A little over six months after first being announced (last100 coverage), LimWire’s DRM-free music download store has finally opened for business.
The U.S.-only store currently has a catalog of 500,000 tracks, with thousands more to be added “daily”. All music is offered as MP3s encoded at 256 kbps and priced a la carte at 99c per track. Additionally, LimeWire is offering pre-paid plans similar to eMusic, ranging from $9.99 per-month for 25 downloads (40c per track) to $19.99 per-month for 75 downloads (27c per track).
Despite being at least six months in the making, the LimeWire music store is a purely Web-based affair and doesn’t yet tie into the LimeWire P2P client.
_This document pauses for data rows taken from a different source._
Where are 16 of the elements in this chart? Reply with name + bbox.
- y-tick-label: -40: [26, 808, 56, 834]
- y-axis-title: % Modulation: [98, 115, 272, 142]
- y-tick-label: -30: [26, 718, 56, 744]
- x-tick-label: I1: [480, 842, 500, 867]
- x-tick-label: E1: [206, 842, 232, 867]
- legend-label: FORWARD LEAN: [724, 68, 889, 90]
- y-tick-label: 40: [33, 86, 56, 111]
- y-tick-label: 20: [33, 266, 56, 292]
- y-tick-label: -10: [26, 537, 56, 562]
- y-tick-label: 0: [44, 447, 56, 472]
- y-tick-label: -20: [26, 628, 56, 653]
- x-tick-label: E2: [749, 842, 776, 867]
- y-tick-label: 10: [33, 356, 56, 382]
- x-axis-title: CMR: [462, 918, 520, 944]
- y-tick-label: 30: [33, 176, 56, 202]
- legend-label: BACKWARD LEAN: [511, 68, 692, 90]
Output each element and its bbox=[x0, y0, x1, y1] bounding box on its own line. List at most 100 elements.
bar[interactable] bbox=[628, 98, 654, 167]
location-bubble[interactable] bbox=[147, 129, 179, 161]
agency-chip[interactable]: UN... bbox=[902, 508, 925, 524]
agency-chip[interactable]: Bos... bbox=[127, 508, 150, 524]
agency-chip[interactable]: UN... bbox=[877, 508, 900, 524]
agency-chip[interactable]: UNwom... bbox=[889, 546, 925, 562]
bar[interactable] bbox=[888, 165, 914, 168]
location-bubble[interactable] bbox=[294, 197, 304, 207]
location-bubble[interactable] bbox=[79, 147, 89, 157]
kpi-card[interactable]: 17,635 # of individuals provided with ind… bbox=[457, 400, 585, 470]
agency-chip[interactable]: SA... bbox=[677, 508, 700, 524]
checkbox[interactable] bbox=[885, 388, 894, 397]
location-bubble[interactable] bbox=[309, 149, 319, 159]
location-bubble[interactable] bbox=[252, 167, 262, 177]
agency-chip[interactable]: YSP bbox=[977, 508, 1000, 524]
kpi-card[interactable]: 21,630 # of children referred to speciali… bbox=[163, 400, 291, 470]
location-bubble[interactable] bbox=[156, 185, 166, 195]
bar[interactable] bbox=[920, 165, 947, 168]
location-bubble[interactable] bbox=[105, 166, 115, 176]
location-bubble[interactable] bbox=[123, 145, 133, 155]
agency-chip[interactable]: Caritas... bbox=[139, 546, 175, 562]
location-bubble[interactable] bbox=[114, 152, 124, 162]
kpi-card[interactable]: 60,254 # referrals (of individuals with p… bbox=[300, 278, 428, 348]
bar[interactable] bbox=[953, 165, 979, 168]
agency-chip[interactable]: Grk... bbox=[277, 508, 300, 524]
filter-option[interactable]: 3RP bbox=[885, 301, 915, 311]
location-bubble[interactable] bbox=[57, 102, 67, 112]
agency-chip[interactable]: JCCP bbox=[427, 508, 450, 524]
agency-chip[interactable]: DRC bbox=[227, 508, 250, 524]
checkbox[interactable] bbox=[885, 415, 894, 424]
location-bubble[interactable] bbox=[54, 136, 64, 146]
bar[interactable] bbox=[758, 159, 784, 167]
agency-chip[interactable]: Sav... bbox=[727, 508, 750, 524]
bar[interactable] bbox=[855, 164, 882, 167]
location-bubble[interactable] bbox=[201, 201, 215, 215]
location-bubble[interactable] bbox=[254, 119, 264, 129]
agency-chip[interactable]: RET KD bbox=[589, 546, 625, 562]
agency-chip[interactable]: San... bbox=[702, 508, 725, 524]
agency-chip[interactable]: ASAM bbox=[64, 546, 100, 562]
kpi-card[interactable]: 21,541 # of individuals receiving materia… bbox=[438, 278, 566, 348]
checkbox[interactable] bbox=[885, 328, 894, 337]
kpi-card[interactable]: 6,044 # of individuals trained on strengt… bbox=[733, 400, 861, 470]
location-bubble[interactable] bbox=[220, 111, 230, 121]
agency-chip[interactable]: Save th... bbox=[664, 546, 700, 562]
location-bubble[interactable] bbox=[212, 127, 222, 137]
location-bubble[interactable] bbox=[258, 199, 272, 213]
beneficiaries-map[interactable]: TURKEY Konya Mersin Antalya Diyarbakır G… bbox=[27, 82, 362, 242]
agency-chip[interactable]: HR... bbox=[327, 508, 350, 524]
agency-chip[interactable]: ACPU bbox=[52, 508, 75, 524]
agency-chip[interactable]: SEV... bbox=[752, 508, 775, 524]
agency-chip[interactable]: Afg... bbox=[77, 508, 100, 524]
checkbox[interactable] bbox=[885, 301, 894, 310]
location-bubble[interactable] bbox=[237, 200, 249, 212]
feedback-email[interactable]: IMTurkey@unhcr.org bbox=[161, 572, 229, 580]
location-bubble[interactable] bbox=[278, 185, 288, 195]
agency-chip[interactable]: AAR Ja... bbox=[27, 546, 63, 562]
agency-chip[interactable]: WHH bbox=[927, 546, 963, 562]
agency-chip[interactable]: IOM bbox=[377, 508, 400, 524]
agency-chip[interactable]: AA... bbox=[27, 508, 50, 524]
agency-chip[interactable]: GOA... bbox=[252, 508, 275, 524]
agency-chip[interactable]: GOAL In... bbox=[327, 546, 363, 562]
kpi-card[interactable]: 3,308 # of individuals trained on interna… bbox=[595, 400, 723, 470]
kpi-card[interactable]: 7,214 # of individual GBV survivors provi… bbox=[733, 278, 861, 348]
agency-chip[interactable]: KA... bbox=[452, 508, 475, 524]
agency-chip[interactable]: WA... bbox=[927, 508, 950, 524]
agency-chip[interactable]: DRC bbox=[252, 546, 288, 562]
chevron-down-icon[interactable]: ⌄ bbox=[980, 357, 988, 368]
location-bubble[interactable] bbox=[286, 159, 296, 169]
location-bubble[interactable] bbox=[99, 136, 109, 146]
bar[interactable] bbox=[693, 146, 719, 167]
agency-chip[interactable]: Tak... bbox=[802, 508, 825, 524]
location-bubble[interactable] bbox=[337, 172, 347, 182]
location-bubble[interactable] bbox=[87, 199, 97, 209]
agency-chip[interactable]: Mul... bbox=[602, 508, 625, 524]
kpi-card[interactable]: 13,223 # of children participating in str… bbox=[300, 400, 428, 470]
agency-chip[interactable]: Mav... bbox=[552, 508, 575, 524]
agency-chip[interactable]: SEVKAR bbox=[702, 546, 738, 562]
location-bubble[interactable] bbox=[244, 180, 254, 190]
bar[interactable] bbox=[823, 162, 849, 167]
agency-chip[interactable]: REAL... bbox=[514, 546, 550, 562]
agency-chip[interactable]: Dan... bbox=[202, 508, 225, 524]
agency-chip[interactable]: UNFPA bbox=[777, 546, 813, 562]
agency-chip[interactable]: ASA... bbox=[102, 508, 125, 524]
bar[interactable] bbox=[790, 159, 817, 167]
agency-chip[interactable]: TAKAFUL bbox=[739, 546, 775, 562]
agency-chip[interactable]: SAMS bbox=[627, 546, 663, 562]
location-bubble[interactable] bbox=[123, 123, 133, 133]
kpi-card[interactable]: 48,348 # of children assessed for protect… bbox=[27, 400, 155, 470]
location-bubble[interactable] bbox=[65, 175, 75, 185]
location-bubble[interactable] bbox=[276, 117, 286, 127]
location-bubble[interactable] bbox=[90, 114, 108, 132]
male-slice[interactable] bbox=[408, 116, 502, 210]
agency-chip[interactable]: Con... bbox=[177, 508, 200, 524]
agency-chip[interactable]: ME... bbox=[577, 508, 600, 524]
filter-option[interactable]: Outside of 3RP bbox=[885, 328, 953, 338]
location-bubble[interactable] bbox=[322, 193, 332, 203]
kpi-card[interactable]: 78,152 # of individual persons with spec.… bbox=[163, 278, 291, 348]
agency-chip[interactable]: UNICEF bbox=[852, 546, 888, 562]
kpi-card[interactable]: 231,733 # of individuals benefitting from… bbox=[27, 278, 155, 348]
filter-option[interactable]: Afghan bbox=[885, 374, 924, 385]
On that note, LimeWire says that in the future it “will be releasing a version of our file-sharing software optimized for integration with the Music Store.” That way, LimeWire can begin to leverage its, albeit shady, brand recognition amongst music down-loaders in an attempt – like Napster before it – to develop a legitimate business in the onlooking eyes of the music industry.
All in all, Limewire is entering an increasingly crowded market with very little distinction beyond its name and pre-paid pricing, that includes big hitters Apple, Amazon and eMusic, as well as other recent DRM-free converts such as Wal-Mart — see our Digital music: 2007 year in review.